Fenomena Rojali: Pengunjung Mal yang Jarang Berbelanja
Di tengah ramainya pusat perbelanjaan di kota-kota besar, muncul fenomena yang disebut “Rojali” atau rombongan jarang beli. Fenomena ini menggambarkan pengunjung yang datang ke mal dalam jumlah besar, namun tidak terlalu aktif melakukan transaksi belanja. Meski tampak biasa bagi sebagian orang, fenomena ini menimbulkan berbagai pertanyaan tentang perilaku konsumen dan dampaknya terhadap bisnis.
Banyak anak muda menganggap rojali sebagai hal yang wajar, karena menjadi bagian dari rutinitas harian mereka. Jika tidak ada aturan yang dilanggar, maka tidak salah jika seseorang datang ke mall hanya untuk sekadar jalan-jalan atau mencari hiburan. Meuthia Nafasya (25), seorang karyawan swasta asal Bogor, sering kali pergi ke mall tanpa niat untuk membeli barang. Ia lebih suka jalan-jalan dan melihat-lihat barang lucu sebagai referensi. Terkadang, ia juga datang ke mall untuk makan atau sekadar bersantai.
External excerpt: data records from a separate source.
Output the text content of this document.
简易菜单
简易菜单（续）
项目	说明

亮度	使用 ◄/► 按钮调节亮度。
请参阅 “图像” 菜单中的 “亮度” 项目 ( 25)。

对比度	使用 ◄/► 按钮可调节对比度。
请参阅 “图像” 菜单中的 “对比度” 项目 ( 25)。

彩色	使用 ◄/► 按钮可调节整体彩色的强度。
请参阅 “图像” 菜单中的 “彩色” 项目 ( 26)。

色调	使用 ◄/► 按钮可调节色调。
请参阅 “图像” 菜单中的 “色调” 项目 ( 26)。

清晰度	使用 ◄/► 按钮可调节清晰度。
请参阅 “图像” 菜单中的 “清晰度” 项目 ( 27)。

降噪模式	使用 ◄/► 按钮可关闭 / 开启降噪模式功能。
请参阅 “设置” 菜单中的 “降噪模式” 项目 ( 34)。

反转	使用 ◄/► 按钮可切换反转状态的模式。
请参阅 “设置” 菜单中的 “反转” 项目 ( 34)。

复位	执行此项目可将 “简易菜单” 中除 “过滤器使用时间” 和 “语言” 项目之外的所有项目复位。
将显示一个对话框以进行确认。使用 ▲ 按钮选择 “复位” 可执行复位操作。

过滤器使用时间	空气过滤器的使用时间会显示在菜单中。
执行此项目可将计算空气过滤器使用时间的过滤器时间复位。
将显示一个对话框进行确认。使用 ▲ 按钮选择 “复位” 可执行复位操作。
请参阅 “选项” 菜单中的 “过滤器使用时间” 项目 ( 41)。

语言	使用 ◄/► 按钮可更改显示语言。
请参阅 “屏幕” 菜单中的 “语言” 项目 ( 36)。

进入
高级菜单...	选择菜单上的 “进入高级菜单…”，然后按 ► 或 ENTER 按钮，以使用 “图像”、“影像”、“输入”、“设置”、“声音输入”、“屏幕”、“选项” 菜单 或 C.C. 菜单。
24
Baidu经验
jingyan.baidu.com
Hal serupa dialami oleh Karina Rahma (25), seorang karyawan di Jakarta Selatan. Ia sering kali hanya datang ke mall untuk cuci mata, terutama pada akhir bulan. Ia mengatakan bahwa jika ada barang yang cocok, ia akan membelinya setelah mendapatkan gaji. Menurutnya, selama tidak mengganggu pegawai toko, maka sah-sah saja datang ke mall tanpa belanja.
Berbeda dengan Amalia Nauvali (33), seorang ibu rumah tangga yang juga guru. Ia mengaku ke mall biasanya karena ada kebutuhan, tetapi sesekali juga hanya jalan-jalan. Ia menyebut bahwa kadang ia datang ke mall untuk makan, ngadem, atau sekadar jalan-jalan. Baginya, hal itu bisa dianggap sebagai olahraga gratis. Ia juga tidak mempermasalahkan fenomena rojali. Menurutnya, setidaknya para pengunjung tersebut membayar parkir, dan jika tergoda, bisa saja membeli cemilan atau minuman.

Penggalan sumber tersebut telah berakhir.